W4A: Who is Dr Fiona Bartels-Ellis OBE in 3 sentences?
DR FIONA: A hard working woman. A believer in ongoing self-development and in making a positive contribution. An open, receptive person.

W4A: Why are Equal Opportunities and Diversity important to you?
DR FIONA: Because they contribute to making the world a better place, despite the fact that this is often ignored, or indeed forgotten. They help humanise us and encourage us to be better towards each other than we might be without them. They challenge oppressive power structures so more people can benefit than would do so without this challenge.

W4A: You describe yourself as a life-long learner. Do you think this is something African women should replicate?
DR FIONA: Of course people have to choose their own path and make their own decisions but I can’t think of any disadvantages of lifelong learning which, incidentally, is not primarily about formal, academic learning, although this can be part of it. It is about being receptive and committed to self-improvement and continuous development of oneself in the various roles you fulfil. Many, many African women are already life long learners but if not, I do think they should consider committing to the challenging and rewarding journey of lifelong learning.

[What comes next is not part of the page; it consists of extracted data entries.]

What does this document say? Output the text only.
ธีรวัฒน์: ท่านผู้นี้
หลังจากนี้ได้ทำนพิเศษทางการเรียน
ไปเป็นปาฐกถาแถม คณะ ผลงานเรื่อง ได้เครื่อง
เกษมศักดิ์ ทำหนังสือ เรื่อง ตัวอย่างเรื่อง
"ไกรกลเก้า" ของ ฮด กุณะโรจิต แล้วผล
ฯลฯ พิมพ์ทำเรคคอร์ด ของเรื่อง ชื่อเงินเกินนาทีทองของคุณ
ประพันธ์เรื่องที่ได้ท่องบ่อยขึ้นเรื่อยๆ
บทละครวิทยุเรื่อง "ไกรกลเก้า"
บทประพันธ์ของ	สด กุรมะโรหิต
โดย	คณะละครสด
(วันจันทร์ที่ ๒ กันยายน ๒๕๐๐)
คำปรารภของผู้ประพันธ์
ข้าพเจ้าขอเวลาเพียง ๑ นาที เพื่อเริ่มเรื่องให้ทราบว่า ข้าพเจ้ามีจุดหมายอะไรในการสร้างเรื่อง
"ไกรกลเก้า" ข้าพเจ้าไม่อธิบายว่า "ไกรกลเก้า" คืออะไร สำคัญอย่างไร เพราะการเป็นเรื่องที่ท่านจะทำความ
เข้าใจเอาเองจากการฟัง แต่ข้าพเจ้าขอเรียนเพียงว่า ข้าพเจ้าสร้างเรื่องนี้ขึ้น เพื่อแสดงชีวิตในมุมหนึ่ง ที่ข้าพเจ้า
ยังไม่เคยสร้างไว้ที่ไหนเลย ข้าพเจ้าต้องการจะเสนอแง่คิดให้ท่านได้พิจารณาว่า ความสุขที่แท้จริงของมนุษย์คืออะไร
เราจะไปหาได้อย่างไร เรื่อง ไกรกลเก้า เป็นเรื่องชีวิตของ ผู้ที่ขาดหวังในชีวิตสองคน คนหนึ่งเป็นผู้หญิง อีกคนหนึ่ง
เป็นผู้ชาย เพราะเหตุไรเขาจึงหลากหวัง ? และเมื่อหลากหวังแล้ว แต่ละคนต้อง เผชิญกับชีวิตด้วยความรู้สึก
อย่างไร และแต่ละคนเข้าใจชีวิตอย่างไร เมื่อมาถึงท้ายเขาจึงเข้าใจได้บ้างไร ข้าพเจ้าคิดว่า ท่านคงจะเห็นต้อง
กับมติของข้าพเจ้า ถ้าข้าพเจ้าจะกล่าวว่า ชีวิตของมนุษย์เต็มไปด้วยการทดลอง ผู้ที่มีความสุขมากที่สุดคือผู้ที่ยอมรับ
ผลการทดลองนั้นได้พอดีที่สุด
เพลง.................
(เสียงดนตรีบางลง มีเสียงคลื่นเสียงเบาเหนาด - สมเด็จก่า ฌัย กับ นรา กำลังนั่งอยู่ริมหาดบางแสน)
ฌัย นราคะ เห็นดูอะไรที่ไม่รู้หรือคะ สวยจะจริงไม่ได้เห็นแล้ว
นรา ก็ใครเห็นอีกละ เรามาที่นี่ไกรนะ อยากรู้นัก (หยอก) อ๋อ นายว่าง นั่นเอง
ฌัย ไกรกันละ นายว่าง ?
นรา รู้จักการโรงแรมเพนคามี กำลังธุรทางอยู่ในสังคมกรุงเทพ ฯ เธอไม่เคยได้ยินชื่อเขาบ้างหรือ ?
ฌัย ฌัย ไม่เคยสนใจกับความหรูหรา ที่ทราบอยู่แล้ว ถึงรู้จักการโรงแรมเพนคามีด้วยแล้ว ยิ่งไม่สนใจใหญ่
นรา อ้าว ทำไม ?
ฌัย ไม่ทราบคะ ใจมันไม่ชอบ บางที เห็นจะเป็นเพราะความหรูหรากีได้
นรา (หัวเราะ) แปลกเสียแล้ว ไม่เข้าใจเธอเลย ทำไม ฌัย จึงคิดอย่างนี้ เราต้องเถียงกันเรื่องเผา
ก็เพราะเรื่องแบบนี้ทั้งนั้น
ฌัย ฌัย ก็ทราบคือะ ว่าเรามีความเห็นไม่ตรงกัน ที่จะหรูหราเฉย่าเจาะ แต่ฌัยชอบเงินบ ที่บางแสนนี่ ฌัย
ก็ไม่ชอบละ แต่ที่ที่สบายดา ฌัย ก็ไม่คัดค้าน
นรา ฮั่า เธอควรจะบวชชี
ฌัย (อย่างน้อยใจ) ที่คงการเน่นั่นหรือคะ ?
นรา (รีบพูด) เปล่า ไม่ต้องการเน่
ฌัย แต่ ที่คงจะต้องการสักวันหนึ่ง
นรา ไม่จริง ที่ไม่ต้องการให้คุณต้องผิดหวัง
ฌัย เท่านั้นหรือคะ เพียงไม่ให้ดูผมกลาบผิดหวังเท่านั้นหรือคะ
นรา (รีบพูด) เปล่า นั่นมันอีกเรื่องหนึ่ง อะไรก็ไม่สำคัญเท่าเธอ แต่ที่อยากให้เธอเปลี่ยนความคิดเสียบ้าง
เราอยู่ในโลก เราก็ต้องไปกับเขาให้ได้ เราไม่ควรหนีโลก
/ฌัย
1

W4A: What would you say has been your greatest achievement and what has been your greatest obstacle? How have you dealt with both of them?
DR FIONA: Being a mother of two compassionate children with characters I am proud of and also being successful in my career has been my greatest achievement. I have not thought in terms of obstacles really but I avoid worrying because worrying can be very limiting. I have struggled enormously with physical tiredness and it has been something of an obstacle in many ways. I approach achievement and obstacles through rationalising and putting things in perspective.

W4A: For women wanting to achieve the measure of success that you have, what would you say to encourage them?
DR FIONA: Be prepared to work very hard. Be organised and disciplined. Understand yourself and go out of your comfort zone. I often reflect on the fact that I was a little kid born in Sekondi on a hill and embarked on a journey I could not have predicted. Think about the journey you want to take and why and identify some of the key steps involved and take them.
W4A: What is the one thing you love about Africa?
DR FIONA: Africans! The beauty of people, their resilience and potential – realised and unrealised. The way in which the humidity envelopes you and you can forget vests and gloves, scarves and tights. The brightness.

W4A: Who inspires you and why?
DR FIONA: There is no one individual. Various contributions over many years be they from more well-known figures like Wangari Maathai, Adam Hochschild, Mary Seacole, Nelson Mandela, Desmond Tutu and Maya Angelou to friends, family and colleagues. I am inspired by independent minded people who take action in the area of social justice and retain humility and who I can learn from.